Understanding a topology on real line

general-topology

In general topology by Wiilard, He mentioned in the exercises to the Looped line topology defines as follows: At each point $x$ of the real line other than the origin, the basic neighbourhoods of $x$ will be the usual open intervals centred at $x$. Basic neighbourhoods of the origin will be the sets: $(-\epsilon, \epsilon) \cup (-\infty, -n) \cup (n, \infty)$, for all possible choices $\epsilon > 0$ and $n \in \mathbb{N}$. If there is another that it mentions to Looped line topology?

Also, in, The looped line topology (Willard #4D), the user was asked to verify that the Looped line is a topology.

Done so far. I was able to see that it is $T_2$, compact, by using the definition. Also, it is metrizable since it is regular and second countable.

Interested in. I would like to see the reason why it is homomorphic to extend topology on the real line, $[-\infty, \infty].$

Attempt.

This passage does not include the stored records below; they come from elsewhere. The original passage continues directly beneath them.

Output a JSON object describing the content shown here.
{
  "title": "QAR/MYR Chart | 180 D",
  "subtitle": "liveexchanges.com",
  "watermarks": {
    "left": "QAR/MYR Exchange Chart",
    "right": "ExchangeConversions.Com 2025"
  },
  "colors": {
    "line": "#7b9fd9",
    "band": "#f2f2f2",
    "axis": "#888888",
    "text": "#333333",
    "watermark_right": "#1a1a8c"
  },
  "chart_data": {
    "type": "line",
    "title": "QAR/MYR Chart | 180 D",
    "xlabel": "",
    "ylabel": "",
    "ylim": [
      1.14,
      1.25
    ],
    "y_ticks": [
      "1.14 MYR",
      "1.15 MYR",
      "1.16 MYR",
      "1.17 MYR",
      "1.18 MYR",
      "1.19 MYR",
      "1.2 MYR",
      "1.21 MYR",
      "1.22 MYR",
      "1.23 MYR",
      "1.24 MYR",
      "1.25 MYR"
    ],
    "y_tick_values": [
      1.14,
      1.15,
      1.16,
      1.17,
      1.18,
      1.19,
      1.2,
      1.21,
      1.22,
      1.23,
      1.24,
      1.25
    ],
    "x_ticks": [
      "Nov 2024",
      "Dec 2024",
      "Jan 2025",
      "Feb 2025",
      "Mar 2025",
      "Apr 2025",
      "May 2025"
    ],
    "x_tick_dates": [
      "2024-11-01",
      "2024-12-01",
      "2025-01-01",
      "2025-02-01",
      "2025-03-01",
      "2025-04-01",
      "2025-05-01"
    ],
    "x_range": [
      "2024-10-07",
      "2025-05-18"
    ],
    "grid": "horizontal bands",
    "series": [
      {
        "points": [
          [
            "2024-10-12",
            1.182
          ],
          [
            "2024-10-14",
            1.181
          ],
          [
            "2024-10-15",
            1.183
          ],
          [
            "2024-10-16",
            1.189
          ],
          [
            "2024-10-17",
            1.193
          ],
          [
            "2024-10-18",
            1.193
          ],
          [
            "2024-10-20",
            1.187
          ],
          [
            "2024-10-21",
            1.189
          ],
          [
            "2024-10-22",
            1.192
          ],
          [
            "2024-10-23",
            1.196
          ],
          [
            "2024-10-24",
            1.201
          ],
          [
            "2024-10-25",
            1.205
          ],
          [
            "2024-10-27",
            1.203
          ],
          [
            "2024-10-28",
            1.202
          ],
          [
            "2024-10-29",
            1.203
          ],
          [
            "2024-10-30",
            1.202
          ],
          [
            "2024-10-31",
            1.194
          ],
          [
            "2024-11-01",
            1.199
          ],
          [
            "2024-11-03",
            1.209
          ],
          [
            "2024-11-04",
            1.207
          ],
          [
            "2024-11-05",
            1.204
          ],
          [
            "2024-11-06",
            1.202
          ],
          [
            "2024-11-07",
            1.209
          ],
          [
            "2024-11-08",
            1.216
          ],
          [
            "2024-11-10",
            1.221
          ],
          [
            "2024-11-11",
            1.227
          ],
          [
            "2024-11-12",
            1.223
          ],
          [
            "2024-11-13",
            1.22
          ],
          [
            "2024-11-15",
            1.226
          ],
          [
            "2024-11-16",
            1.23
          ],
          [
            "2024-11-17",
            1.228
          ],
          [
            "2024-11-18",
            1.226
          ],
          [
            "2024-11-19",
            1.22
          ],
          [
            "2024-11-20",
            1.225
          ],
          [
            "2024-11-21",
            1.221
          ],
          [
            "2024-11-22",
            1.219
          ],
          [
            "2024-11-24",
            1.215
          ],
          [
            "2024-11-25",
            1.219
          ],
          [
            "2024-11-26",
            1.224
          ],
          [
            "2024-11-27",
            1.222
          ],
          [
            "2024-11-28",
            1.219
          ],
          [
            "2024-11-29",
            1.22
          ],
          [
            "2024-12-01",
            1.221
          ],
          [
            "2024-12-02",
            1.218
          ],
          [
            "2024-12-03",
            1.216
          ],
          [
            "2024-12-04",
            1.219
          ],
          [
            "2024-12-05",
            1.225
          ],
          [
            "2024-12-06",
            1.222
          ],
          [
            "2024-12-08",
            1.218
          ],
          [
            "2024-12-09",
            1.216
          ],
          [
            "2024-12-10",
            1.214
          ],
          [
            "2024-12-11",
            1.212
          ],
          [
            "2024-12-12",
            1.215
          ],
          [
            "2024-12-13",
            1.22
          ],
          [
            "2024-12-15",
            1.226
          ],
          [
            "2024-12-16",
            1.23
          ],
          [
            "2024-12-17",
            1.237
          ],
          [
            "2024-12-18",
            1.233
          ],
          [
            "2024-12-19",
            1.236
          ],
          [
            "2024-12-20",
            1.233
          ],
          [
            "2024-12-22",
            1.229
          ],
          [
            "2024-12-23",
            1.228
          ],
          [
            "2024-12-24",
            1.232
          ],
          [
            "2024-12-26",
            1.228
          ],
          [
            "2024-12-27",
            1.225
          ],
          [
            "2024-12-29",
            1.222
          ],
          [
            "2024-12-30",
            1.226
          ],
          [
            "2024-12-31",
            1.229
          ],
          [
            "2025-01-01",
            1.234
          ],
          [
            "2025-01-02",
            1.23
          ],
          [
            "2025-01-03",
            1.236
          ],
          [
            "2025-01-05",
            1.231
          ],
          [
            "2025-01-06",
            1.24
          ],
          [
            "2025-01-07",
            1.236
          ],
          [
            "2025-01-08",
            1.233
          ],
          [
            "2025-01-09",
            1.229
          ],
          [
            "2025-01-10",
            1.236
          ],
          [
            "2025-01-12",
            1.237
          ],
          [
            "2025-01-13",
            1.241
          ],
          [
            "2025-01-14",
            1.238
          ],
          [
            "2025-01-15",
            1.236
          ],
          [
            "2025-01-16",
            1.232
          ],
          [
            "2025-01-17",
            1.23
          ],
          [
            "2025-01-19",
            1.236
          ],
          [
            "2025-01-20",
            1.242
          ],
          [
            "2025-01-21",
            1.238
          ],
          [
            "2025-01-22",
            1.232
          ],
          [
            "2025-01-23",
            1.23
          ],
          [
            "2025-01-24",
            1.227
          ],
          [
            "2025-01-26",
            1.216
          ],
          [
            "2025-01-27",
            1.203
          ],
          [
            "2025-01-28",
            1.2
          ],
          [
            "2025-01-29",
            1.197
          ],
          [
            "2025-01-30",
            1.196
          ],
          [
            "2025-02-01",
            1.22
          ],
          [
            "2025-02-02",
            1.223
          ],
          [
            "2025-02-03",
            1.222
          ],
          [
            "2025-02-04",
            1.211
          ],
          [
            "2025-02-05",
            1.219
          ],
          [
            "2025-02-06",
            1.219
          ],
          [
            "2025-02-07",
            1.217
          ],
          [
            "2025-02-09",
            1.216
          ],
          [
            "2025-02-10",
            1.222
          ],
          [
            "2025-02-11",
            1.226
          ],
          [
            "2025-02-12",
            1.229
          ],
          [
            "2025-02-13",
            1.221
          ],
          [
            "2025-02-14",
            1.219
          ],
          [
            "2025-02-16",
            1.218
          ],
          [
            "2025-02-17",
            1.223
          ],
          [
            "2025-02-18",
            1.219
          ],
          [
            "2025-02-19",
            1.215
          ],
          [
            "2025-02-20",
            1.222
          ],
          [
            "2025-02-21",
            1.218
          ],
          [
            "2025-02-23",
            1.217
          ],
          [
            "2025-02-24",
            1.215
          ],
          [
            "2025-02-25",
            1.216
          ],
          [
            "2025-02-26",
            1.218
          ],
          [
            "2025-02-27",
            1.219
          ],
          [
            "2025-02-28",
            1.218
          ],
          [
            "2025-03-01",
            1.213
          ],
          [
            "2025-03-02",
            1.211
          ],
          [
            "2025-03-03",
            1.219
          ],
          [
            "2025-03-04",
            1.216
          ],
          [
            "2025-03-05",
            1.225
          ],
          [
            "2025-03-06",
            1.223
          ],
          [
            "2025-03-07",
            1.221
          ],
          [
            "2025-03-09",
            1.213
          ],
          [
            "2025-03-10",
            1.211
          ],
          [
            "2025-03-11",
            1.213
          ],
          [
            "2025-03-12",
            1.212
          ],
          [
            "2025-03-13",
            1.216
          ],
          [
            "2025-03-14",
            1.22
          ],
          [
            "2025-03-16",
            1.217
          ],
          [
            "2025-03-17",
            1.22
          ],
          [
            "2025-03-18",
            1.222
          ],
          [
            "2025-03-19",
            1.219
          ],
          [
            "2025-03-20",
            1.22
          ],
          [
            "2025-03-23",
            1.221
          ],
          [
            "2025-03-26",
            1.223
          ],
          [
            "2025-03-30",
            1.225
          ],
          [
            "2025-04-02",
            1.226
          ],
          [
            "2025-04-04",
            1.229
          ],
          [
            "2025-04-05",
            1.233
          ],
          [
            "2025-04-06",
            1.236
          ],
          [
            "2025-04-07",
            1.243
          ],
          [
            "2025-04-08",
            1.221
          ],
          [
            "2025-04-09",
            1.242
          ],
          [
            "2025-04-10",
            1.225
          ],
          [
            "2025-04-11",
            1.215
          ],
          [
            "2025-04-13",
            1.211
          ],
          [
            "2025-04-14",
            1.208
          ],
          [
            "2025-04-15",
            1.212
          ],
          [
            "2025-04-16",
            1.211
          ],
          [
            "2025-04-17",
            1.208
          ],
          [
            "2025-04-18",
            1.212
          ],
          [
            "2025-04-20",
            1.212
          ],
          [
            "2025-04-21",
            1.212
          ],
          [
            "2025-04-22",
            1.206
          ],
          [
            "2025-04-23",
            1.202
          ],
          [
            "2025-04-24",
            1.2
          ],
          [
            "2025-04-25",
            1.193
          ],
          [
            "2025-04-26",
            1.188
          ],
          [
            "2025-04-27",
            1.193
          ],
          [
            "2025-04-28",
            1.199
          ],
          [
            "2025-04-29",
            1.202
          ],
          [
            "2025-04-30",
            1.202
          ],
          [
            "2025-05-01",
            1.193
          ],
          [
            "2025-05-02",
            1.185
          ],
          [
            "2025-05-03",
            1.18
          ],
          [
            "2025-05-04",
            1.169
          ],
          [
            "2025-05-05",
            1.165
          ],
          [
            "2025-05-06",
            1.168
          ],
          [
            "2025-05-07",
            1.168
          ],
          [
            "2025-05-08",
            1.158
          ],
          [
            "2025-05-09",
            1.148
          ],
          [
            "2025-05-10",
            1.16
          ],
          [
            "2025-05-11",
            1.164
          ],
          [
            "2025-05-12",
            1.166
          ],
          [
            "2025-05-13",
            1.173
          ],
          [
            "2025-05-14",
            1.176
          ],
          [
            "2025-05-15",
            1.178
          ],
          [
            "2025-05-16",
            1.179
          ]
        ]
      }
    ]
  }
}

I was trying to send $-\infty$ and $\infty$ to $0$ and send other points to themself but I could not finish.

Any help?

Best Answer

Let $L$ be the image of the map $\beta: (-\pi,\pi) \to \Bbb R^2$, a "lemniscate", where $\beta(t)=(\sin 2t, \sin t)$, see this question for a picture. Define the map $f: \Bbb R \to L$ by $\beta(2\arctan(x))$ and note that this is continuous (reals in the usual topology), and 1-1.

Also let $Y = [-\infty,+\infty]{/}\{-\infty, +\infty,0\}$ in the quotient topology induced by the identification map $q: [-\infty,+\infty]$ that identifies the three points, and the extended reals have their standard topology with basic neighbourhoods $[-\infty, n), n \in \Bbb Z$ for the left end point and $(n,+\infty]$ for the right end point. We can extend $f$ to $\hat{f}: [-\infty,+\infty] \to L$ by defining $\hat{f}(\pm \infty) = 0$ as well, which is continuous and then $Y \simeq L$ as $q$ factorises through it.

There remains a simple verification that $L \simeq \Bbb R$ where the latter has this looped line topology. $f$ essentially becomes the homeomorphism.